Europe’s approach to privacy is notoriously scattershot, with the media and users often reacting — or overreacting — to a constant stream of new rules, regulations and proposals. Sometimes there’s more heat than light, but at other points the consternation seems justified. Take the example of recent uproar in France, where last month the government introduced new data retention rules that have Internet users and businesses up in arms.
Under the new system, sites must keep a record of every visitor’s username, email address and password for a year. Plus they have to keep a file of every time the user interacted with the site, and what they did. Oh, and if they’ve got them, their postal addresses and phone numbers, too. All of it, for 12 months.
The files are then to be made available, on request, to all sort of enforcement agencies: the police, fraud investigators, tax officers, social security officials.
Unsurprisingly, perhaps, this has been seen as an invasion of privacy by individuals and an unfair burden by Internet companies — who aren’t keen on so much personal information being required by the government.
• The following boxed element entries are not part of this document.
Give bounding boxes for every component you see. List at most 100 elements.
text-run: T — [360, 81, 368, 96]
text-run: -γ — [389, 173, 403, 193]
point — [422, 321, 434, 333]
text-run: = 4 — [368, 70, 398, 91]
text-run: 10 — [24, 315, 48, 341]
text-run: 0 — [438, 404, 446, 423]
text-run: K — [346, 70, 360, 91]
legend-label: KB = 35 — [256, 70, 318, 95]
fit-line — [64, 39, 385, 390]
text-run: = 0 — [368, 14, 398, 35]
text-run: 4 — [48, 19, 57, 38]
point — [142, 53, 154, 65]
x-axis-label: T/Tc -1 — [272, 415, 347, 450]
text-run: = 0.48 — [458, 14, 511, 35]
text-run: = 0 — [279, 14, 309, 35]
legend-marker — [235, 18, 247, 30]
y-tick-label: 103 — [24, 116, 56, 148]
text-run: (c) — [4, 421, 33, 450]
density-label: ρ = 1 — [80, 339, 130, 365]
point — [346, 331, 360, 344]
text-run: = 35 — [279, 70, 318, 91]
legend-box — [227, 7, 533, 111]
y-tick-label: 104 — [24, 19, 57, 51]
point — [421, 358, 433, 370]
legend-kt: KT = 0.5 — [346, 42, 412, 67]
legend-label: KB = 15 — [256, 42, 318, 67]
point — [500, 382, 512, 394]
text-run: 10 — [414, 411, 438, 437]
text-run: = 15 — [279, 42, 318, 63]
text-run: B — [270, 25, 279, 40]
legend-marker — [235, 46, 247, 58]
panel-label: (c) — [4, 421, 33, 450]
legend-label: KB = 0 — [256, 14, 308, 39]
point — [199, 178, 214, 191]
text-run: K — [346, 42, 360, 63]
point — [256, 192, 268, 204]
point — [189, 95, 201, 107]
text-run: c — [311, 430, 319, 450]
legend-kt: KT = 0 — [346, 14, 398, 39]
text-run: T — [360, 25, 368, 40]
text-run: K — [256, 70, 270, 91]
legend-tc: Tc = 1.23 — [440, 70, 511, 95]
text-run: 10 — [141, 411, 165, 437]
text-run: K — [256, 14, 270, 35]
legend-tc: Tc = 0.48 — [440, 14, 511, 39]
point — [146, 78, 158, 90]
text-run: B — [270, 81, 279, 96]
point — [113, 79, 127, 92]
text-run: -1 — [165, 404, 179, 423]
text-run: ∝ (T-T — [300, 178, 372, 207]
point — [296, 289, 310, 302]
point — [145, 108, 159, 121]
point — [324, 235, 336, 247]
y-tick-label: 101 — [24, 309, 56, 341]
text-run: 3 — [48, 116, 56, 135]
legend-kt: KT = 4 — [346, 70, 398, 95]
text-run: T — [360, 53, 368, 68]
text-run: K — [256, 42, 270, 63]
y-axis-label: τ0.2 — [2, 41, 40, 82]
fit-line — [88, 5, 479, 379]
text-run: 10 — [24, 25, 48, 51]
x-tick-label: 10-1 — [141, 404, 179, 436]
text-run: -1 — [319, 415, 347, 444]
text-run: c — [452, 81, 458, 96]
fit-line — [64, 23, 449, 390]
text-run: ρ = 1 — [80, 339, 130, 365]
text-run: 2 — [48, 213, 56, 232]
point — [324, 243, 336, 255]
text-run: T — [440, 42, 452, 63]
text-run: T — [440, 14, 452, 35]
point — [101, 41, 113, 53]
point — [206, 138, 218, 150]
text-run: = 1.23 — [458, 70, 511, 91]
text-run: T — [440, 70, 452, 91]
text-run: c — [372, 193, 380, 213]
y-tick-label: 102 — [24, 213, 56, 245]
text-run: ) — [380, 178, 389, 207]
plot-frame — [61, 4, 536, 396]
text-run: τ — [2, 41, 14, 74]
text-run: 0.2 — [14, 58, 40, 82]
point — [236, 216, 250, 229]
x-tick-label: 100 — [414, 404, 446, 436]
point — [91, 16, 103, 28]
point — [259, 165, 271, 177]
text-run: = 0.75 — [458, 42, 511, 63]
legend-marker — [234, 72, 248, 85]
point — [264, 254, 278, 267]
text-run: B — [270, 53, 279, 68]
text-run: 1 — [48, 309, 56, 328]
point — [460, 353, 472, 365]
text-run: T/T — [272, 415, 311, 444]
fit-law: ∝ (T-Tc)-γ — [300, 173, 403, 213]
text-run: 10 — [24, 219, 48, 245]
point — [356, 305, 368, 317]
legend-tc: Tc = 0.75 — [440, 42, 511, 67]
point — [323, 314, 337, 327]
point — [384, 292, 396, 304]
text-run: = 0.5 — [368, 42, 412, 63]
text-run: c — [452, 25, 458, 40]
So what are they doing? Challenging the law in court.
This week, the French Association of Internet Community Services, ASIC, said it is going to the country’s highest court to challenge the rule. The action is supported by a large number of companies — 26 in total — including American giants like Google and eBay, as well as homegrown French services like DailyMotion. They argue that it’s invasive, expensive and was brought in without any real consultation.
“Several elements are problematic,” said Benoit Tabaka, ASIC’s general secretary. “This is a shocking measure.”
This report in Le Figaro also points out their argument that it doesn’t seem to have been conducted in accordance with the broad data retention directives put in place by Europe’s wider administration.
Whatever the outcome, it’s another example of Europe’s inconsistent approach to privacy — for example demanding that people have the chance to erase their digital footprints (”the right to be forgotten”) while at the same time asking search engines to anonymize data after six months.
In general, the continent’s attitude seems to be toward a high degree of personal privacy, but the rapid rise of the Internet has left governments confused, concerned and powerless. Combined with legislation brought in to try and prevent terrorist attacks, this has created a confusing mishmash of approaches — though few as drastic as the French example.